O, God, grant that I may not so much seek to be consoled as to console; to be understood as to understand; to be loved as to love; for it is in giving that we receive; it is in pardoning that we are pardoned; and it is in dying that we are born to eternal life. Amen.
I’m also into The Brilliance’s fresh take on it in “Open Up,”
The Prayer of St. Francis isn’t about blessing pets or giving to animal shelters. It’s about mending the world. It is about unity. It is about finding grace by offering it. Giving and blessing, in any fashion, will bring us closer to grace, but I encourage you to look for where we can mend division, sowing love where there is hared. Where we can bring joy in the midst of sadness. Where we can offer pardon for injury. St. Francis may have preached to the birds, but he spoke to us too and I think sometimes we forget to listen.

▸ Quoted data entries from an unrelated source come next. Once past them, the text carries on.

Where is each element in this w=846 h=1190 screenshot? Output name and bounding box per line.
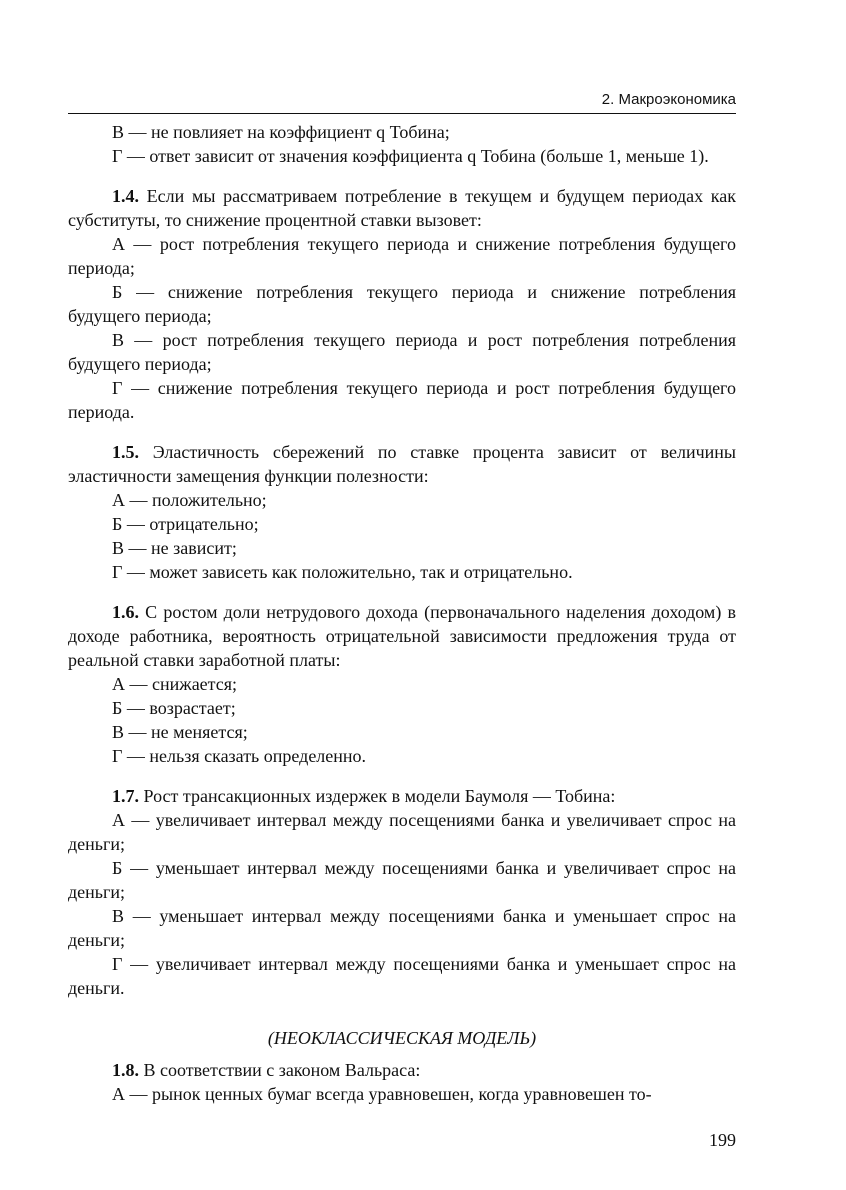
question-1-8 [68, 1058, 736, 1082]
answer-option: В — не меняется; [112, 722, 248, 742]
question-number: 1.4. [112, 186, 139, 206]
question-number: 1.6. [112, 602, 139, 622]
answer-option: А — рост потребления текущего периода и снижение потребления будущего периода; [68, 234, 736, 278]
section-title: (НЕОКЛАССИЧЕСКАЯ МОДЕЛЬ) [267, 1028, 537, 1048]
answer-option: Б — снижение потребления текущего периода и снижение потребления будущего периода; [68, 282, 736, 326]
answer-option: А — рынок ценных бумаг всегда уравновешен, когда уравновешен то- [112, 1084, 652, 1104]
running-header: 2. Макроэкономика [601, 91, 736, 108]
page-body [68, 120, 736, 1106]
header-rule [68, 113, 736, 114]
answer-option: В — уменьшает интервал между посещениями банка и уменьшает спрос на деньги; [68, 906, 736, 950]
question-text: Если мы рассматриваем потребление в текущем и будущем периодах как субституты, то снижение процентной ставки вызовет: [68, 186, 736, 230]
page-number: 199 [709, 1130, 736, 1150]
question-number: 1.7. [112, 786, 139, 806]
question-number: 1.5. [112, 442, 139, 462]
answer-option: А — положительно; [112, 490, 267, 510]
answer-option: Г — ответ зависит от значения коэффициента q Тобина (больше 1, меньше 1). [112, 146, 709, 166]
question-text: Эластичность сбережений по ставке процента зависит от величины эластичности замещения функции полезности: [68, 442, 736, 486]
question-1-5 [68, 440, 736, 488]
answer-option: В — не повлияет на коэффициент q Тобина; [112, 122, 450, 142]
answer-option: В — рост потребления текущего периода и рост потребления потребления будущего периода; [68, 330, 736, 374]
question-1-4 [68, 184, 736, 232]
question-text: С ростом доли нетрудового дохода (первоначального наделения доходом) в доходе работника, вероятность отрицательной зависимости предложения труда от реальной ставки заработной платы: [68, 602, 736, 670]
answer-option: А — снижается; [112, 674, 238, 694]
answer-option: Б — уменьшает интервал между посещениями банка и увеличивает спрос на деньги; [68, 858, 736, 902]
question-1-6 [68, 600, 736, 672]
question-text: Рост трансакционных издержек в модели Баумоля — Тобина: [139, 786, 616, 806]
question-number: 1.8. [112, 1060, 139, 1080]
answer-option: А — увеличивает интервал между посещениями банка и увеличивает спрос на деньги; [68, 810, 736, 854]
answer-option: Б — возрастает; [112, 698, 236, 718]
answer-option: Б — отрицательно; [112, 514, 259, 534]
answer-option: В — не зависит; [112, 538, 237, 558]
answer-option: Г — увеличивает интервал между посещениями банка и уменьшает спрос на деньги. [68, 954, 736, 998]
question-text: В соответствии с законом Вальраса: [139, 1060, 421, 1080]
answer-option: Г — нельзя сказать определенно. [112, 746, 367, 766]
answer-option: Г — может зависеть как положительно, так и отрицательно. [112, 562, 573, 582]
question-1-7 [68, 784, 736, 808]
answer-option: Г — снижение потребления текущего периода и рост потребления будущего периода. [68, 378, 736, 422]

I hope you’ll share with me where St. Francis’s life has spoken to you. I feel so fortunate to get to come close to some of the complex ways that doing justice for people and animals can be intimately connected.
Resource Round-Up
Are you the parent of a child/children under ages 0-12? “Dr. Dana Kennamer and Dr. Jennifer Schroeder, faculty at Abilene Christian University who study children’s spiritual formation, are doing a study, entitled “Listening to Parents,” that examines (1) parents’ perceptions of their children’s spirituality and (2) what they believe is essential for faith development.” You can learn more and participate in this study here. (The researchers here are friends of one of my dear colleague’s from the Godly Play equity world, which is all I need to know to trust their work!)
No one does supplemental content like the publishing team behind Glenys Nellist’s books, and this time we’ve got liturgy. Timed to go with her new book Gathered at the Table and the upcoming World Communion Sunday, they’re shared this simple liturgy. The activity kit for Gathered at the Table is also available now. The pictures from her baptism book are a favorite in my parish’s Prayground.
I’ve shared a few other resources from ReFocus Ministry, and I’m consistently impressed by their view of children’s place in our communities. I’m looking forward to checking out their new free family discipleship toolkit on the theme of loving your neighbor.
Look, I don’t have any big desire to promote Amazon, but I also know we need to be realistic about our program budgets. Amazon Big Deal Days are October 8-9 so make your wish list and cross-check it when the deals launch. I did a lot of back-to-school shopping for my program during the summer Amazon Prime event, but I know a number of my colleagues missed that July shopping window. If you get ready now, you can grab what you need quickly and at steep discounts in a few weeks!
I hope we’re all finding our rhythms as our programs get settled for the season. What do you need next to stay rooted in this work? I think I’m finally slowing down instead of flying off in all directions, and it’s a good feeling.